Was there ever a more characteristically national expression in literature than Lord Grey's lament for the lost presence of his bird sanctuary during the crisis of the War ? His latest book, which appears simultaneously almost with Dean Inge's, carries on the same revelation. It is not written supremely well, it has few curious felicities of phrase or depths of thought. The French critic of England (omitted from Dean Inge's list) who was amazed at the popularity of Lubbock's Pleasures of Life would read the Fallodon Papers with equal astonishment. Yet how deep an impression, how cumulative an impression they make and leave Here is a man always seeking the real, the elemental, the simple, never straying after the secondary, knowing with truth where and how his soul really finds satisfaction, and delight. May the reviewer record a peculiar personal experience in reading the book? One phrase kept recurring to him, and he made a petulant pencilled note to this effect : " Why does he not quote Wordsworth's ' Deep power of joy' ? " On the very last page of the book the glorious passage with this phrase in it appears as a proper climax. Contrast this " deep power of joy " belonging to this Happy Countryman with the " chronic malaise "—an admirable phrase—that Dean Inge finds " almost exclusively among the town- workers," however good their conditions of life.
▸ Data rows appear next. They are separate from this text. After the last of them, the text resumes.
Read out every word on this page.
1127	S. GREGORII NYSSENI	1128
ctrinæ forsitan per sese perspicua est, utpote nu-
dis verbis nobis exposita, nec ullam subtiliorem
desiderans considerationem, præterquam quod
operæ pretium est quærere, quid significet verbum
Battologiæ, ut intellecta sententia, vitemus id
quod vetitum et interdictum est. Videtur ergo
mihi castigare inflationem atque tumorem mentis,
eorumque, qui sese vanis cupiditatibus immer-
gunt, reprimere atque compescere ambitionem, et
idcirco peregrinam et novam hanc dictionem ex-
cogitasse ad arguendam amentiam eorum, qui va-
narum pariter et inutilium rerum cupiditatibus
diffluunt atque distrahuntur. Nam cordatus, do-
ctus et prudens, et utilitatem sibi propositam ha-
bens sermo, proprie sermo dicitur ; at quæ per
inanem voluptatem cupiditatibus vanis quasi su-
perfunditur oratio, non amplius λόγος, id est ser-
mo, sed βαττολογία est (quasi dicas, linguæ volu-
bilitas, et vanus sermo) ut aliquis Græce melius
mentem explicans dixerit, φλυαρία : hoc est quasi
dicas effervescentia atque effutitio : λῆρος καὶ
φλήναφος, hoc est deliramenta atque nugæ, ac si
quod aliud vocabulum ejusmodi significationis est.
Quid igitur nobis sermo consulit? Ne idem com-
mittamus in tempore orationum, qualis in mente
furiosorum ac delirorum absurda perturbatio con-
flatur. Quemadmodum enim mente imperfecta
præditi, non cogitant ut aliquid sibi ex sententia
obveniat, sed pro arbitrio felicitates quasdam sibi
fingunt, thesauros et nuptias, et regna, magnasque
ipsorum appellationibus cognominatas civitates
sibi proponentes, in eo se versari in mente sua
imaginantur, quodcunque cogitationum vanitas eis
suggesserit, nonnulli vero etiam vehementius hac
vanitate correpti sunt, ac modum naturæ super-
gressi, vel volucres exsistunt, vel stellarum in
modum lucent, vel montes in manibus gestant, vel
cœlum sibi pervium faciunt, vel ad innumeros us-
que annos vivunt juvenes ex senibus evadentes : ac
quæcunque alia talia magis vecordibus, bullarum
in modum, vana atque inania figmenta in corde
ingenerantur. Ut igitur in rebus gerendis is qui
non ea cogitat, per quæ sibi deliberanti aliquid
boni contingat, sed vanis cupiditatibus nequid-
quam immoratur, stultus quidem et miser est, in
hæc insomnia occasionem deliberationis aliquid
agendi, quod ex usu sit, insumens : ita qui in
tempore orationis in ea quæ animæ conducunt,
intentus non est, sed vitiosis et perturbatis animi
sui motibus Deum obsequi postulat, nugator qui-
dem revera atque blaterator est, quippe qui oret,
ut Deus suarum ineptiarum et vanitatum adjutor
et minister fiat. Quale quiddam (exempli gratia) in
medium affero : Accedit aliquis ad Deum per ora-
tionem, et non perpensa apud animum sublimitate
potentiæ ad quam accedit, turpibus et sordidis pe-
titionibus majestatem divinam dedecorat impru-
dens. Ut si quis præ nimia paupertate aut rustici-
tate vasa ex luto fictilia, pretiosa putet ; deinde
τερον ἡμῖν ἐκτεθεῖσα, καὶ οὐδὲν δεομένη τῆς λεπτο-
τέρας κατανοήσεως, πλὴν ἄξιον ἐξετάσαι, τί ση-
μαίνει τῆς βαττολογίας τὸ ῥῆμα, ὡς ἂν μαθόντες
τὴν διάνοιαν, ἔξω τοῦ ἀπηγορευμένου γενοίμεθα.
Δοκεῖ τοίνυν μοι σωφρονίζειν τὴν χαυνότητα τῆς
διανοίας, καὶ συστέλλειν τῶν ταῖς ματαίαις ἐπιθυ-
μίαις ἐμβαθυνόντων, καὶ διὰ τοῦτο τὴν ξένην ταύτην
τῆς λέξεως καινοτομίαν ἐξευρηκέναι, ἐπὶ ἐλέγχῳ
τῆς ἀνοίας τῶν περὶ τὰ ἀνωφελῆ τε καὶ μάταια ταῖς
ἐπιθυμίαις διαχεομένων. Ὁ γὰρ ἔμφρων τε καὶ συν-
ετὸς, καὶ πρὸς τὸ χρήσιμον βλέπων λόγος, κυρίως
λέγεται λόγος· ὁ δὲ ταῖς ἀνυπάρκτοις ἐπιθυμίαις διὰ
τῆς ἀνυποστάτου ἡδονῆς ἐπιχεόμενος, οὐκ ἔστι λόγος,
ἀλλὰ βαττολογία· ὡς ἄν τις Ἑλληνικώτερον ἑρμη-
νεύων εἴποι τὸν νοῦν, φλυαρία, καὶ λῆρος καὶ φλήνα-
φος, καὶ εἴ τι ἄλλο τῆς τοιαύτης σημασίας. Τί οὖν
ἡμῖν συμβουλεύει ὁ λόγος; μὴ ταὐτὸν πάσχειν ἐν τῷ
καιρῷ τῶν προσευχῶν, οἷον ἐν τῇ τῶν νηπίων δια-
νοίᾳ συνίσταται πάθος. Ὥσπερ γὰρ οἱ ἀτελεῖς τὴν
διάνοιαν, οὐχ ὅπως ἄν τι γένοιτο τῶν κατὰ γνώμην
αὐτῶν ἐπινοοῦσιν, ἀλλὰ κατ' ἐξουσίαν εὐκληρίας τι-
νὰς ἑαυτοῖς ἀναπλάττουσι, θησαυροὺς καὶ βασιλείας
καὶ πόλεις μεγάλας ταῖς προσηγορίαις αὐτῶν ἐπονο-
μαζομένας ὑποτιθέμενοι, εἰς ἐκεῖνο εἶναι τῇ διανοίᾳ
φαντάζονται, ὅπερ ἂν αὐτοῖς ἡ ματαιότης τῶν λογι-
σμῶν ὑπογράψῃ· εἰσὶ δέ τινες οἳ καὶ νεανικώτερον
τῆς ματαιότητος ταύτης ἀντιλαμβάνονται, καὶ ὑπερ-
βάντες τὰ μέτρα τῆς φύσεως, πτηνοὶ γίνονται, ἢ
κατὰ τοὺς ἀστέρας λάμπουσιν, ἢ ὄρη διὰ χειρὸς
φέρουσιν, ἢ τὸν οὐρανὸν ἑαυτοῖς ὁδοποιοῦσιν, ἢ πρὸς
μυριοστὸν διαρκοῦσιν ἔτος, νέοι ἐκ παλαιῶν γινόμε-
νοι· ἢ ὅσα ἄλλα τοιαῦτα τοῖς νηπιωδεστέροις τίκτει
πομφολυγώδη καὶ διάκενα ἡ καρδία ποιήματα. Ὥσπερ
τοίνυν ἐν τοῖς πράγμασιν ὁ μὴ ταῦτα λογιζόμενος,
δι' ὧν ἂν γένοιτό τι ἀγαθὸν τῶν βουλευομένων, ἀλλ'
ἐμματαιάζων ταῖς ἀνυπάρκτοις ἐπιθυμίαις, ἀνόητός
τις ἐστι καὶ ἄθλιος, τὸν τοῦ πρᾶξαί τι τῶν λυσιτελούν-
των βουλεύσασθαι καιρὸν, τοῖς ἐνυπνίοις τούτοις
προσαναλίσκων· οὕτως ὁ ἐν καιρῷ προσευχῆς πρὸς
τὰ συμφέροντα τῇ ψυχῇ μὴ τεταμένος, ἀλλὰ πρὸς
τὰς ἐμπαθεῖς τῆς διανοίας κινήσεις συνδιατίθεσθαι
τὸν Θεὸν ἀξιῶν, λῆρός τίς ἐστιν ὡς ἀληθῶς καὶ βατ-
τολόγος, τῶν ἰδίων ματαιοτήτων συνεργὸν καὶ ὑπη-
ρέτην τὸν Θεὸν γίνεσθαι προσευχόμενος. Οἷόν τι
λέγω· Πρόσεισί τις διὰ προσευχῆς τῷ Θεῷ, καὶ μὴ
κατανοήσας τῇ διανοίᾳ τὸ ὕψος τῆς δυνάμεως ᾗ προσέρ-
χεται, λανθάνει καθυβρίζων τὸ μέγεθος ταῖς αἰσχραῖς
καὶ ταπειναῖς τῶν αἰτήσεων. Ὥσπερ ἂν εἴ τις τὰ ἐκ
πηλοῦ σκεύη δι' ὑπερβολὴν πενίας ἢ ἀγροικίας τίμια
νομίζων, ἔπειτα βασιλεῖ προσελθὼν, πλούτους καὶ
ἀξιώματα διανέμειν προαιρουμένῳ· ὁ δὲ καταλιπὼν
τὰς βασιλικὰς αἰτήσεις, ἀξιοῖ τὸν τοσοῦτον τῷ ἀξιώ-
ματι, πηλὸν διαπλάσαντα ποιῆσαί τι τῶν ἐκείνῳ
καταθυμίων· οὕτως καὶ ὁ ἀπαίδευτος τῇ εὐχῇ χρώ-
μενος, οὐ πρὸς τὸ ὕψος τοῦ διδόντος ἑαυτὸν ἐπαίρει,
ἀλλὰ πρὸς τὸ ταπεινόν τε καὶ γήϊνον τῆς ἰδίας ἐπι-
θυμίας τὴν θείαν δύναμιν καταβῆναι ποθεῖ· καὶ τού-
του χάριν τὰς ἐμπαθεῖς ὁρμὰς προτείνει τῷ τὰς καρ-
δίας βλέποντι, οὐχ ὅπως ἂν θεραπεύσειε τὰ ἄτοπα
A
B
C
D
If I had to prophesy what we call immortality for any prose passage in any modern book, I would select Lord Grey's account of his historic day's adventure among birds, in company with Mr. Roosevelt. Has it any parallel in any country ? Could it have any parallel in any country other than England ? It is not the best thing in tills book of
spoken essays. It does not compare in charm, for example, with the account of the taming of the wild duck in Lord Grey's own sanctuary ; but it is an honest record of an incident that deserves a permanent place in English history With lines from Chaucer, the lover of May, and from Shakespeare, the lover of April.